With the book now published, and Fairweather travelling from book launch to book launch, he says the excited reaction from the public mirrors the reaction he first had when he heard about Pilecki’s story.
Jack Fairweather, the author of ‘The Volunteer’.
But Fairweather adds that reaction has also gone further and helped bridge a divide of mistrust, confusion and occasional animosity between Poles and Jews when it comes to the events of the Second World War.
“It seems that his story is able to connect with people and it has been very moving at book events in the US that it brings people who had Polish and Jewish Auschwitz stories together,” he says. “It felt that Pilecki’s story connects the two sides of the camp together.

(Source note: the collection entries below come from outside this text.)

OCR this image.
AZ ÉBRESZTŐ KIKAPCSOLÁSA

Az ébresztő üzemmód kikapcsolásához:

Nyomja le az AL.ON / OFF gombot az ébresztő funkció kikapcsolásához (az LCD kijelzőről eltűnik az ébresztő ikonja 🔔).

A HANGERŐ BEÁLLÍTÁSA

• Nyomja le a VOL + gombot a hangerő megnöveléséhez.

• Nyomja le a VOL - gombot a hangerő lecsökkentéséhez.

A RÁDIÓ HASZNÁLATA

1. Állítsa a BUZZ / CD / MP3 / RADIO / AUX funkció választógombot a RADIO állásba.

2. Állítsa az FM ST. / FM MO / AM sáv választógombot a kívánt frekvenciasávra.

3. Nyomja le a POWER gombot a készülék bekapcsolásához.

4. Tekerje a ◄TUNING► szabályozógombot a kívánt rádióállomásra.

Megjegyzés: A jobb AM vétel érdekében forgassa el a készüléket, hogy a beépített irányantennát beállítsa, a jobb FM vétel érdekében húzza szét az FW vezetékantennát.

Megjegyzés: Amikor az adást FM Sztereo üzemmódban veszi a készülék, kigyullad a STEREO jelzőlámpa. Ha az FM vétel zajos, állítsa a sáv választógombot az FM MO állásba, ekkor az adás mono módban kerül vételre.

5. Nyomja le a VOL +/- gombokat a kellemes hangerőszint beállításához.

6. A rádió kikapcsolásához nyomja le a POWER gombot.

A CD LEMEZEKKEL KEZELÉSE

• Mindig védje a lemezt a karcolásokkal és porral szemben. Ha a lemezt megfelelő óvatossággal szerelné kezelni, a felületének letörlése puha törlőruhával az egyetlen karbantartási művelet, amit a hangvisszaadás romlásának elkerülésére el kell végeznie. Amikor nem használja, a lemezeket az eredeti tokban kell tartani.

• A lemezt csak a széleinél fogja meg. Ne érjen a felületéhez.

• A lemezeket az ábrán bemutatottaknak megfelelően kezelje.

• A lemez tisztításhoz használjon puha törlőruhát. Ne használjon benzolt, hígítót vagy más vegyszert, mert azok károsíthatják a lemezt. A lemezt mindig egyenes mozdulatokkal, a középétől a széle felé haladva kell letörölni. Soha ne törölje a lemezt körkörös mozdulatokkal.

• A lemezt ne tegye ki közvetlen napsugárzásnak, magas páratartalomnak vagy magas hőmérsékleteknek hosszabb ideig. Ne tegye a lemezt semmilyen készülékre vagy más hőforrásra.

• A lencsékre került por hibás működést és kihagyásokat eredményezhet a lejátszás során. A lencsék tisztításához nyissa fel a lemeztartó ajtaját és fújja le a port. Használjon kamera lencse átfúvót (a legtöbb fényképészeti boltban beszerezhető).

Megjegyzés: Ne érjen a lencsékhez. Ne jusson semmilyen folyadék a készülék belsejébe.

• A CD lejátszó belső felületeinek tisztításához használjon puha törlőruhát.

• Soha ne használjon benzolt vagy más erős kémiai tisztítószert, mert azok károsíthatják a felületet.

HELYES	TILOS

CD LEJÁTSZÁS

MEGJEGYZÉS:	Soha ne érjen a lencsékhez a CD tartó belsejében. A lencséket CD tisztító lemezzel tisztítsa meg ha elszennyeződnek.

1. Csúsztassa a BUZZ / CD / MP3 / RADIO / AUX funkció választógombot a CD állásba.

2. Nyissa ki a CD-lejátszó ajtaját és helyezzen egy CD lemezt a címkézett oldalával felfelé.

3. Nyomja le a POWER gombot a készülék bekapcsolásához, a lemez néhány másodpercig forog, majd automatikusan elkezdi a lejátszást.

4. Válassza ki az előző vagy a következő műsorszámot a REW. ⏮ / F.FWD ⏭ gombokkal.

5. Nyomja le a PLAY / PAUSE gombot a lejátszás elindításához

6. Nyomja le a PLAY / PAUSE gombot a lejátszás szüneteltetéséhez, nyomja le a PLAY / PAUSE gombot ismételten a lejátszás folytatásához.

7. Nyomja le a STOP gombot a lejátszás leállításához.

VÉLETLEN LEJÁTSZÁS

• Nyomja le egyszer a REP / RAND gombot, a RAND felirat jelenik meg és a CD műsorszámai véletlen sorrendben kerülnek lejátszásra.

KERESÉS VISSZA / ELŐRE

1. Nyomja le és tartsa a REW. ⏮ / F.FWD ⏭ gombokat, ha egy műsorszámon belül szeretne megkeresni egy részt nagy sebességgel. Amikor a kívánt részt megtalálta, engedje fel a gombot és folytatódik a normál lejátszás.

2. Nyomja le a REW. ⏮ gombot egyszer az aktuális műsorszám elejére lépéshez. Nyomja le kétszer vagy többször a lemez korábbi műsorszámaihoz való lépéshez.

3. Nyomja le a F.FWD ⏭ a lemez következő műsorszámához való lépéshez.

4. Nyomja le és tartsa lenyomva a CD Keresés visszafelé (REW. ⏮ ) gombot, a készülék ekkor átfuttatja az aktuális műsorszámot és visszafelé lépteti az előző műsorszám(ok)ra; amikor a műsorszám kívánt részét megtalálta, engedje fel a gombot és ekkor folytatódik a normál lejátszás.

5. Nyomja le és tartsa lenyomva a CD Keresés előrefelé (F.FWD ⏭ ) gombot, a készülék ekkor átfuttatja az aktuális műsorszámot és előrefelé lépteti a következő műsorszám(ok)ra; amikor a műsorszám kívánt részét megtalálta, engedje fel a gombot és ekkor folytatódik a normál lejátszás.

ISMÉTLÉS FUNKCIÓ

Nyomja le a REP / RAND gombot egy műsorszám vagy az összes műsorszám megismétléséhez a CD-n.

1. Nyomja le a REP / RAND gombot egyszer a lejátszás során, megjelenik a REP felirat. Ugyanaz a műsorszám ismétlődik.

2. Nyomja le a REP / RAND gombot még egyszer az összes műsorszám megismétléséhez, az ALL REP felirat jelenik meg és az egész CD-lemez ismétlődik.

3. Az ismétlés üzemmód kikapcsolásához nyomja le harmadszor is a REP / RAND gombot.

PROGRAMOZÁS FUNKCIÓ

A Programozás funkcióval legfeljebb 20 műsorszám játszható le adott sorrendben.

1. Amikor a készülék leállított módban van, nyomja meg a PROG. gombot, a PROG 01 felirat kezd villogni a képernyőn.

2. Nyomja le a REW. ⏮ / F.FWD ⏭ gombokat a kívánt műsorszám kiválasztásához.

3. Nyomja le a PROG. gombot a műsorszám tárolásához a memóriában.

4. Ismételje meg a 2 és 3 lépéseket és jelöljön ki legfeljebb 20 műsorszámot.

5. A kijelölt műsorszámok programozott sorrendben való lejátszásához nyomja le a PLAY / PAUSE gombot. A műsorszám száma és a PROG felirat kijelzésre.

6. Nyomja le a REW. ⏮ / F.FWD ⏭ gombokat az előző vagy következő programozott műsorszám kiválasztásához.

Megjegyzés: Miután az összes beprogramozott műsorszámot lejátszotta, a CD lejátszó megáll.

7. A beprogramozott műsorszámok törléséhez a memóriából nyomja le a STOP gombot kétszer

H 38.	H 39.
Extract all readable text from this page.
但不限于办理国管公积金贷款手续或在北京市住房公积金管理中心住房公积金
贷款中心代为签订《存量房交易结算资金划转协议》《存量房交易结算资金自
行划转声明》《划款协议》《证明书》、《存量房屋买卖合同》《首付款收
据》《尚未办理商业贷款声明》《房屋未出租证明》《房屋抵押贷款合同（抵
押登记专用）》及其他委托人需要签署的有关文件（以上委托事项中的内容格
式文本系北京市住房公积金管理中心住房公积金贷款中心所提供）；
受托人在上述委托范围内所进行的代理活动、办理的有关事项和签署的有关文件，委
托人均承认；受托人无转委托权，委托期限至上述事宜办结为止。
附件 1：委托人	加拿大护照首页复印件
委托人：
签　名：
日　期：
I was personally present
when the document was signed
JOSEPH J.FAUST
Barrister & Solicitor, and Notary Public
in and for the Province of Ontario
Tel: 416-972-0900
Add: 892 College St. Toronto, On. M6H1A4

“As you probably know in Poland there is view that Auschwitz is a site of Polish martyrdom and the rest of the world sees Auschwitz primarily as the location of the mass murder of Jews, and there is this weird disconnect between the two. Pilecki’s story brings together those two sides.”
Having explored in depth Pilecki’s life Fairweather also believes that it leaves another precious legacy.
“When I think about how Pilecki is being used by nationalists and the far right in Poland I think it goes against everything Pilecki represented,” he says. “I think he would be advocating that Poles should come together to face any threat Poland faces. He tried to look beyond political views and judge people by their character, which is why he was such an amazing recruiter, and that is why nobody betrayed him.”